Recuerda lo que ocurrió envuelto como en una ensoñación, iba por ahí con tanto ruido interior que apenas percibía lo que había pasado. Su flamante marido perfecto, tan atento, tan amable, tan enamorado, le dijo una mañana que se había equivocado, no quería esa vida, se sentía atado, se había subido al tren de ella, pero él no lo sentía como suyo, quería dar marcha atrás ahora que aún creía estar a tiempo. "Antes de que sea demasiado tarde" –le dijo literalmente mientras recogía sus cosas. Aquí no ha pasado nada, pensó. Lo difícil es que sí había pasado: dos embriones fecundados artificialmente estaban creciendo en su interior la mañana en que su chico cerró la puerta. Era demasiado tarde para sentir que no había pasado nada porque, aunque dejara voluntariamente de pasar, para ella seguiría pasando para siempre. Esta era la prueba más complicada que se le pondría por delante: seguir atada de por vida al arrepentido tardío y continuar con un programa distinto al proyectado o interrumpir dos existencias y destrozar la suya.
Al tremendo dolor por la amputación, debía sumar además la vergüenza y la culpa. No podremos entender nunca el vacío que su decisión le había generado, nunca podremos verla en la camilla temblando y llorando por lo que ya nunca será. No sería justo pues ningún juicio espontáneo.

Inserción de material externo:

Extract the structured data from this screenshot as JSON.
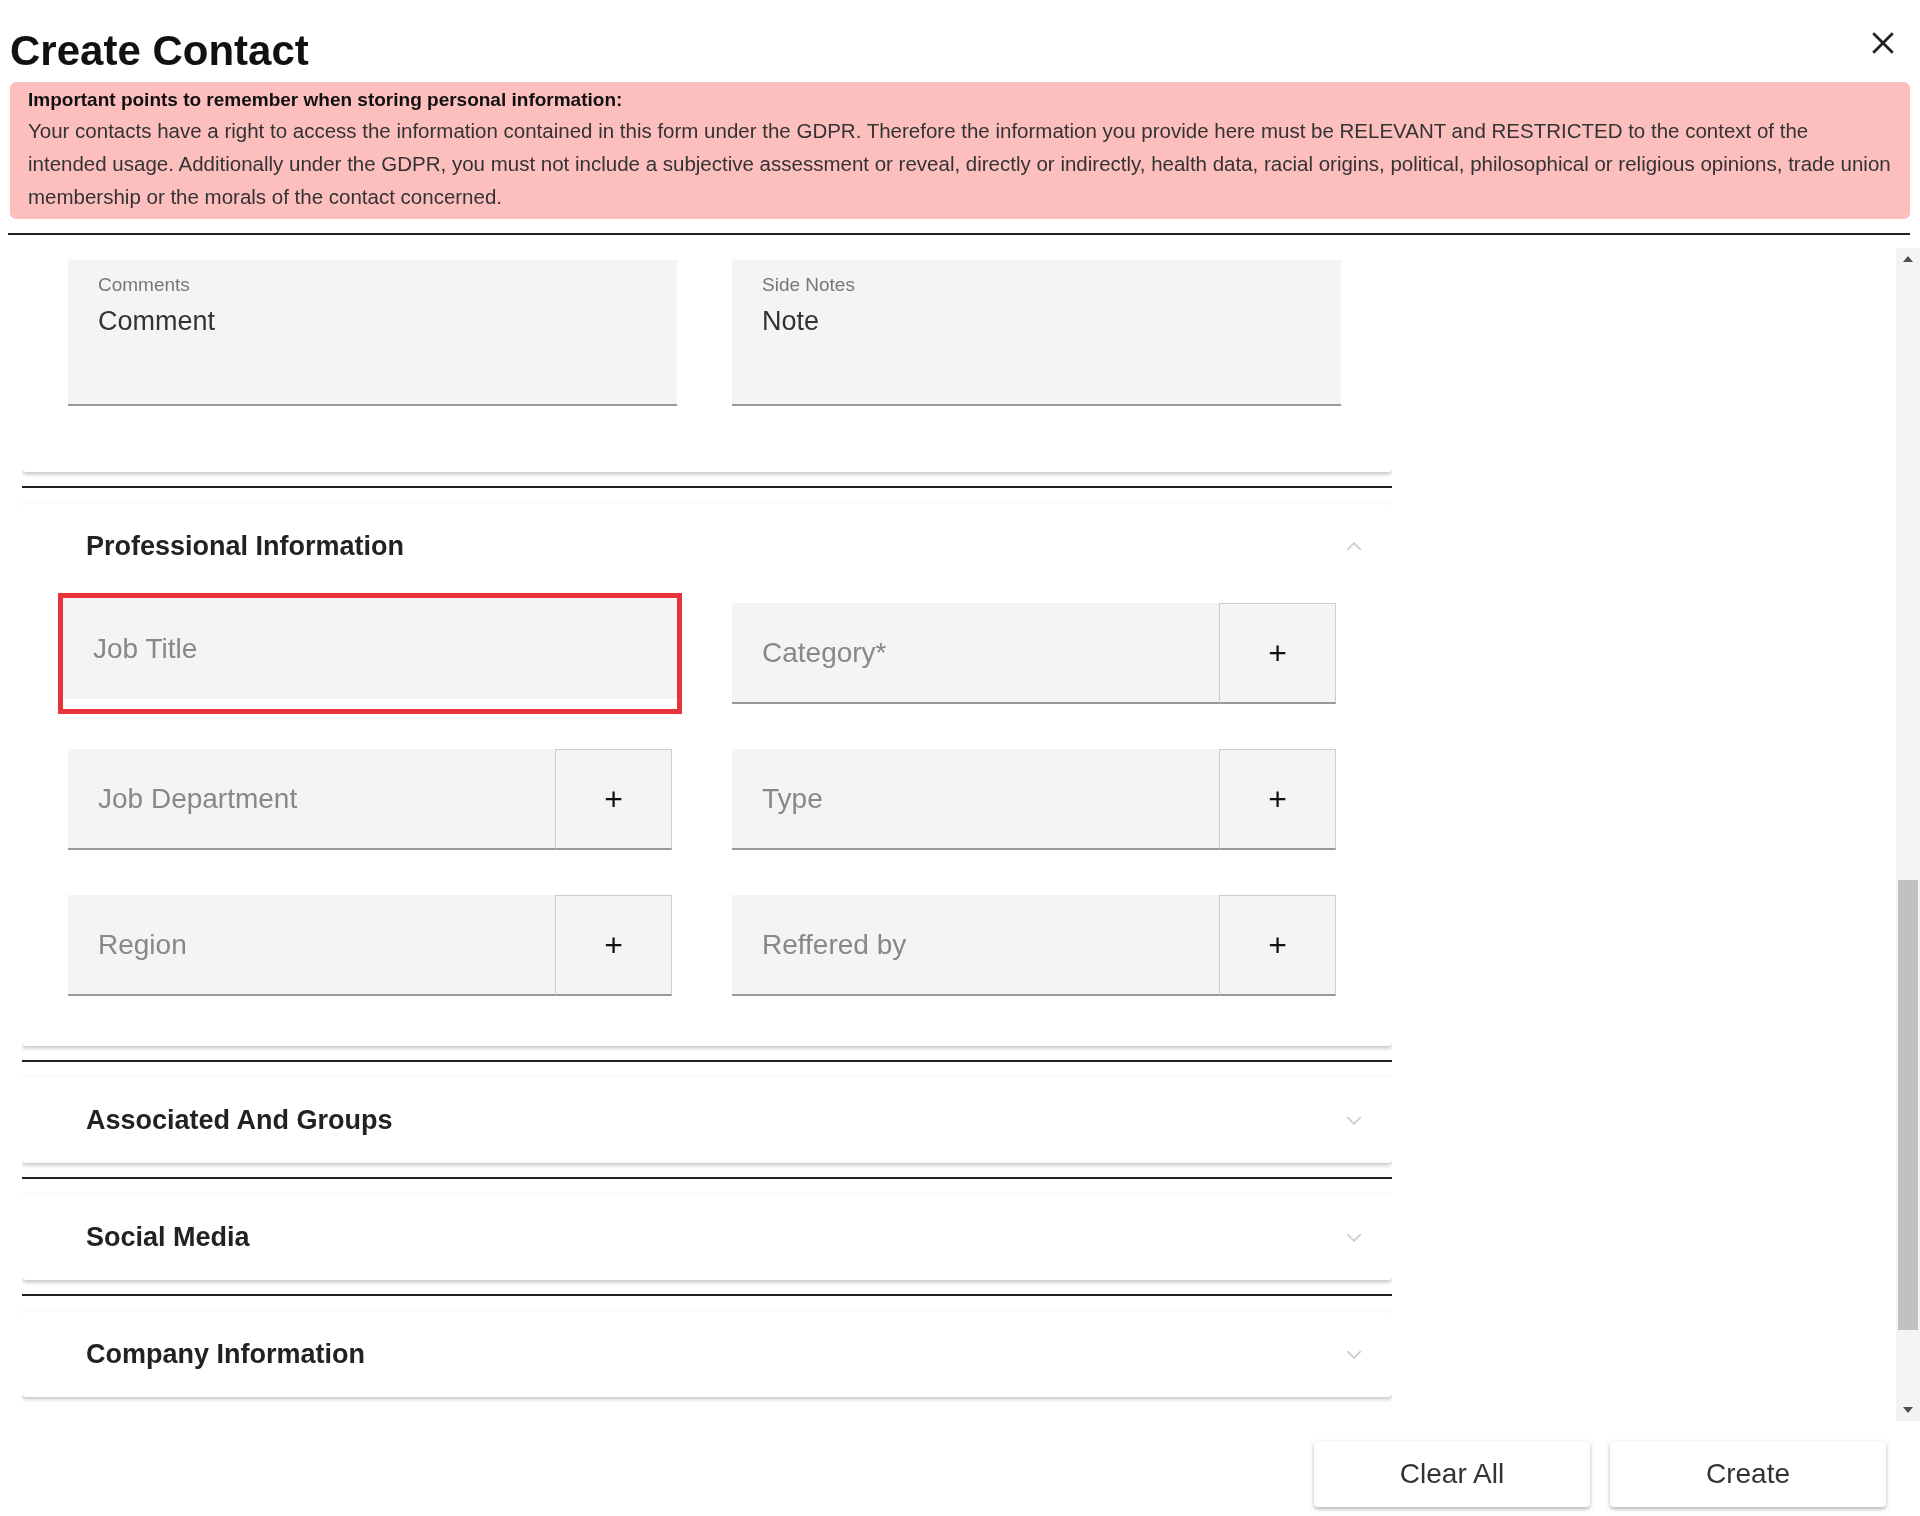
{
  "dialog": {
    "title": "Create Contact"
  },
  "notice": {
    "heading": "Important points to remember when storing personal information:",
    "body": "Your contacts have a right to access the information contained in this form under the GDPR. Therefore the information you provide here must be RELEVANT and RESTRICTED to the context of the intended usage. Additionally under the GDPR, you must not include a subjective assessment or reveal, directly or indirectly, health data, racial origins, political, philosophical or religious opinions, trade union membership or the morals of the contact concerned."
  },
  "notes_card": {
    "fields": [
      {
        "label": "Comments",
        "value": "Comment"
      },
      {
        "label": "Side Notes",
        "value": "Note"
      }
    ]
  },
  "sections": [
    {
      "title": "Professional Information",
      "expanded": true,
      "fields": [
        {
          "kind": "text",
          "placeholder": "Job Title",
          "highlighted": true
        },
        {
          "kind": "add",
          "placeholder": "Category*",
          "highlighted": false,
          "button": "+"
        },
        {
          "kind": "add",
          "placeholder": "Job Department",
          "highlighted": false,
          "button": "+"
        },
        {
          "kind": "add",
          "placeholder": "Type",
          "highlighted": false,
          "button": "+"
        },
        {
          "kind": "add",
          "placeholder": "Region",
          "highlighted": false,
          "button": "+"
        },
        {
          "kind": "add",
          "placeholder": "Reffered by",
          "highlighted": false,
          "button": "+"
        }
      ]
    },
    {
      "title": "Associated And Groups",
      "expanded": false
    },
    {
      "title": "Social Media",
      "expanded": false
    },
    {
      "title": "Company Information",
      "expanded": false
    }
  ],
  "buttons": [
    "Clear All",
    "Create"
  ]
}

Se pregunta a diario cómo sería su vida si hubiera adoptado la otra decisión. Evita el contacto con las familias felices (desde fuera todas lo parecen), se ha prohibido todo trato con menores, prefiere dar un rodeo antes que pasar cerca de un parque. Lo suyo con los niños es, desde entonces, un punzante tabú para la salud de su presente, hay cosas que ha asumido que debe impedir: los niños y las madres son su enemigo. Su propia madre hablando del amor hacia sus hijos le molesta. No puede explicarlo verbalmente, es una puñalada innecesaria que su entorno se ha acostumbrado a evitar.
El recuerdo de esos días no ha dejado de dolerle. Periódicamente, le atormenta y nada puede soslayar la herida, ese tajo abierto en pleno vientre, nunca deja de sangrar. El tremendo golpe ha condicionado el resto de sus días: siempre hay una partícula de pensamiento que le recuerda lo que ocurrió, pero hay días en que consigue silenciarlo. Otros, sin embargo, no encuentra consuelo ni en la certidumbre de su amable presente. Esos días le aterran porque nunca se siente capaz de superarlos. Hay quienes aún piensan que la salud mental es una cuestión de actitud, de echarle coraje a la vida, insinúan que en su mano está la sanación, como si la sola voluntad tuviera el poder de curación que requiere. Pero no siempre es así. A veces no puede levantarse de la cama. No es un capricho, es tan físico como cualquier otra enfermedad. Quiere vivir, pero no sabe cómo. No puede hacerlo. Es solo una mujer y, sin embargo o quizá por eso mismo, sigue aquí para contarlo.